For Your Pleasure

It's my own private zeitgeist.

Jody Hill's Sick, Sad World

Ever since first seeing Foot Fist Way, I’ve been struggling with how I view newcomer Jody Hill’s ability to mock the most depressing aspects of American culture. I recognized people that I knew and even liked in his “comedy” about a slovenly, miserable strip mall karate instructor. This made me feel guilty and unclean. And even though I was laughing throughout, I felt overwhelmed by my familiarity with this sad, sad character’s tacky attempts to garner respect and adulation from overweight kids and sleazy B-movie action stars. It put me right back in the rotting heart of Florida painted over in pastel hues, so no one would notice the sickness at its core. Beneath FFW’s patina of jokes lies something dark and sinister. And I think Hill wants us to respond with an unsettling visceral reaction to this more than he wants us to laugh.

I viewed his HBO show Eastbound and Down with similar ambivalence. Kenny Powers is a larger-than-life asshole but he isn’t exactly hyperbolic enough to remove him from reality. In fact, it is his love of big tits, cocaine and jet skis that render him the most realistic depiction of your average small-town pathetic loser since…well, since FFW’s Fred Simmons. It’s mortifying to realize that you knew/know someone like Kenny Powers and might even have humored the guy by sharing a beer or two with him. I want to laugh at Powers’ willful ignorance but I already feel implicated. There isn’t that distance between the characters and me that I usually maintain when watching a comedy.

And now there is the whole date rape controversy surrounding Hill’s new film, Observe and Report.
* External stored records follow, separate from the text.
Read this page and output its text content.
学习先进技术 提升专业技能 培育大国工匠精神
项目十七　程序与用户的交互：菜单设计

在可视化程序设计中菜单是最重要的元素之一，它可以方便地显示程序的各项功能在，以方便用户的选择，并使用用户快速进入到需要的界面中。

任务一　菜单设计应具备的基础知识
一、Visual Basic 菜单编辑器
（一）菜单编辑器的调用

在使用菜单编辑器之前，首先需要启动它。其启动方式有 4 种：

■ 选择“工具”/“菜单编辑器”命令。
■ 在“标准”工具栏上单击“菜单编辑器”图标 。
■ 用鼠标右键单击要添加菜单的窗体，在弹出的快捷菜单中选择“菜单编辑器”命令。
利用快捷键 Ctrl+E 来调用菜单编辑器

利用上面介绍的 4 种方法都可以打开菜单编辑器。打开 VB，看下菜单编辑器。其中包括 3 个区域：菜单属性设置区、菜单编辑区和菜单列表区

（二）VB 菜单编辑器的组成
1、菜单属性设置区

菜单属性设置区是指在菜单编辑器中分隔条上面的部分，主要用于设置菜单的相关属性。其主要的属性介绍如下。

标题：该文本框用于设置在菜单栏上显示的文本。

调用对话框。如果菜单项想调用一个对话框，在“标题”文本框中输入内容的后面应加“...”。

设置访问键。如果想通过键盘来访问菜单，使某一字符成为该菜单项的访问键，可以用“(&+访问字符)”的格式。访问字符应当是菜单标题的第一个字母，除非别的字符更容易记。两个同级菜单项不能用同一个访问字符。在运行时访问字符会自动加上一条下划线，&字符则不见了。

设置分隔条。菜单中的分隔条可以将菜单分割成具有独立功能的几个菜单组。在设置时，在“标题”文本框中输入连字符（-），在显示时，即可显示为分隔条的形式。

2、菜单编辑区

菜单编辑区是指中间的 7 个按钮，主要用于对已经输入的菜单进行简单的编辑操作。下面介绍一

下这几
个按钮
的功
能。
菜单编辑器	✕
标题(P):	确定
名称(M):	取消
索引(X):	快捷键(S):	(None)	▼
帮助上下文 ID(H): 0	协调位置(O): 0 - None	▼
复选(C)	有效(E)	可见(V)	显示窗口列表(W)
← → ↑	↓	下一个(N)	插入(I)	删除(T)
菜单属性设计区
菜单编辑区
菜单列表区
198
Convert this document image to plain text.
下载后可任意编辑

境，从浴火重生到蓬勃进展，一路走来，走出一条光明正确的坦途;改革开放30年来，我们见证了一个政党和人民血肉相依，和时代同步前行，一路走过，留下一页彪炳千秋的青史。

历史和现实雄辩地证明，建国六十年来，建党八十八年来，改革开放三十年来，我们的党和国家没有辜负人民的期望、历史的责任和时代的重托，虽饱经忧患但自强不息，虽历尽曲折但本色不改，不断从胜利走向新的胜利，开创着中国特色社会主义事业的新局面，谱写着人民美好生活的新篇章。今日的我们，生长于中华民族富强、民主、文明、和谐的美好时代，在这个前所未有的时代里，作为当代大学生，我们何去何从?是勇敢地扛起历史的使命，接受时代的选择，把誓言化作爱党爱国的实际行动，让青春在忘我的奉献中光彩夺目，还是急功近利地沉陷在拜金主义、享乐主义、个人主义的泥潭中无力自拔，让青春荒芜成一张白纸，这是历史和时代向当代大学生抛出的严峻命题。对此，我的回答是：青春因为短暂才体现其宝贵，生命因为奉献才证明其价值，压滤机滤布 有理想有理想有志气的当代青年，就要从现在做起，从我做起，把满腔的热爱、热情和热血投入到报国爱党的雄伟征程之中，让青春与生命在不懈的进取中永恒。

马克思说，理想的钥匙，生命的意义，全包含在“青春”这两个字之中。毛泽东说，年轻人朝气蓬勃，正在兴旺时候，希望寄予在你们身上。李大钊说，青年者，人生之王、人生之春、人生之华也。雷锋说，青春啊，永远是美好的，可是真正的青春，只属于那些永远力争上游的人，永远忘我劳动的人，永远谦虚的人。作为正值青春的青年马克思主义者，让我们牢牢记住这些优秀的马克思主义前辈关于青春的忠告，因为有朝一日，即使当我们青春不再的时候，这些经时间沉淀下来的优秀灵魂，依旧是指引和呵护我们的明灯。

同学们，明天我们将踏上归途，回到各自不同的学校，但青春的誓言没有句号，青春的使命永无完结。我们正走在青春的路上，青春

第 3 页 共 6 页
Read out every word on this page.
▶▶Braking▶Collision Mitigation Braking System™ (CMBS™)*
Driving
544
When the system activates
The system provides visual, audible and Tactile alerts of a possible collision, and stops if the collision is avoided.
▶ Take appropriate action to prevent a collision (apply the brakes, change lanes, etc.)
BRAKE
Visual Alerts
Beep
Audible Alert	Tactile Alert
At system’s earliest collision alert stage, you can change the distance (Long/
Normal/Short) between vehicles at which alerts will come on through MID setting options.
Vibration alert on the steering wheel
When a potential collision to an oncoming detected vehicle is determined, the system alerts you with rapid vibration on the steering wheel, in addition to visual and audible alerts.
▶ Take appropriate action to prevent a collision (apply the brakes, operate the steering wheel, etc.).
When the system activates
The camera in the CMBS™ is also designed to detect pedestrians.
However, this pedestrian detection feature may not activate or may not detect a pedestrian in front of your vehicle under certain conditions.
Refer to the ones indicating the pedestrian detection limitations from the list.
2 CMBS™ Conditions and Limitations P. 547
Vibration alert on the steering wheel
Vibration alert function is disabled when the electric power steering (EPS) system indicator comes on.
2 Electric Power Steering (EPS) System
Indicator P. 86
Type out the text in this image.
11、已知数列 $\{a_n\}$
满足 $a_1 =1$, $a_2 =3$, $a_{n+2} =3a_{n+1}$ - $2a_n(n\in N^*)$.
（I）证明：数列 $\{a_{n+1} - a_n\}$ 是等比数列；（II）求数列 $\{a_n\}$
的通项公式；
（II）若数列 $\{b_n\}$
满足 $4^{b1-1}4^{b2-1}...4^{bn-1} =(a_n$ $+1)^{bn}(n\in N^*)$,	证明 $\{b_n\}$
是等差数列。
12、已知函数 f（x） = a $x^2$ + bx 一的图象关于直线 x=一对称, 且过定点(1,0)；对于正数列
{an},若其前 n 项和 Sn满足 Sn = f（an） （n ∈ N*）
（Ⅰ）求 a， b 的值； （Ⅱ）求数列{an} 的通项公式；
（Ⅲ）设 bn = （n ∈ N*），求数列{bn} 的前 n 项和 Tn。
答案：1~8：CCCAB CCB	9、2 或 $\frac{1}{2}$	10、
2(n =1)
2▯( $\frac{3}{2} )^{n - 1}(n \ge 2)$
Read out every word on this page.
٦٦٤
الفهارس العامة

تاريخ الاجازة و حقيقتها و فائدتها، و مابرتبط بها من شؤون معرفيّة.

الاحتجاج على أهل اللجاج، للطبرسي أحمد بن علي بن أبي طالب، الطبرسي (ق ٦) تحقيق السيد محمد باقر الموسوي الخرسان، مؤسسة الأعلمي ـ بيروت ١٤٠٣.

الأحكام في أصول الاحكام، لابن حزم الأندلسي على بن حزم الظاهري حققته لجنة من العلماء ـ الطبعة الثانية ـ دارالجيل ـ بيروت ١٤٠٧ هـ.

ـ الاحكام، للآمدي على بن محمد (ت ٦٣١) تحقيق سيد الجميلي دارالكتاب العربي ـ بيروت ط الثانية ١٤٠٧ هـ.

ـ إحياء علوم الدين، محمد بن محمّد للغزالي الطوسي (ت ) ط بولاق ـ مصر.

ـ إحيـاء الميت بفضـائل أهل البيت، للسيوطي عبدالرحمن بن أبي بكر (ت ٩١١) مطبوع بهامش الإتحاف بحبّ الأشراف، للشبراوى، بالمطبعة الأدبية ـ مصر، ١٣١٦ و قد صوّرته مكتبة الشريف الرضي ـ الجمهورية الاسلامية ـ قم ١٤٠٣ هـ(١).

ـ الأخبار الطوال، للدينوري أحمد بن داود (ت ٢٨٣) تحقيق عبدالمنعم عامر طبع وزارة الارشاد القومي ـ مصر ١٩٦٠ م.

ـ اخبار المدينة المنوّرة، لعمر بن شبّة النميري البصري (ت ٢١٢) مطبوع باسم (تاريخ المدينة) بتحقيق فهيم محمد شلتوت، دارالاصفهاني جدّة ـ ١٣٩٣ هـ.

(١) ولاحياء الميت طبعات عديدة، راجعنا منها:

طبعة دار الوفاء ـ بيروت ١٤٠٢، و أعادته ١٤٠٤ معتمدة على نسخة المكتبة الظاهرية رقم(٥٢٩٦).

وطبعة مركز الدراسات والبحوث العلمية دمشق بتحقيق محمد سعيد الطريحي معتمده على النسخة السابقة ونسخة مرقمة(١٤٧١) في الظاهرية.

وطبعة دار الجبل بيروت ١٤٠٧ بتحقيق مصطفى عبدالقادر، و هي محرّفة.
What exactly are Hill’s intentions? How much does he like his boorish antiheroes? How much does he identify with them? Why can’t the female characters be despicable in a way that doesn’t exploit their sexuality?  The whole Taxi Driver-as-comedy idea seems innovative, but wouldn’t Travis Bickle have blown away a date rapist?  If we view laughter as the death of an emotion, what does this mean when viewing this scene?

I haven’t seen the film yet, but as you can guess I already feel seriously ambivalent about it. I think it’s difficult for Hill to present these ugly truths as something to be experienced cathartically (if that’s even what he is doing).  Ultimately, when you have a rapist onscreen in a comedy, it will look somehow as if you are condoning if not glorifying that behavior because the audience is already expecting to be amused by the actions of the protagonist, or in this case the anti-protagonist played by Seth Rogen. When presented with the image of a sweaty Rogen pumping over Anna Faris’s drugged-up cosmetics counter skank, I can imagine the audience will be bemused but not amused. So, what is Hill really after: cheap laughs, cheap provocation or is he fostering the metacognition of what it means to laugh at these sort of things, these sort of dark and twisted things that aren’t just the stuff of melodrama or fiction? I obviously have no clue. But part of me wants to keep watching to find out.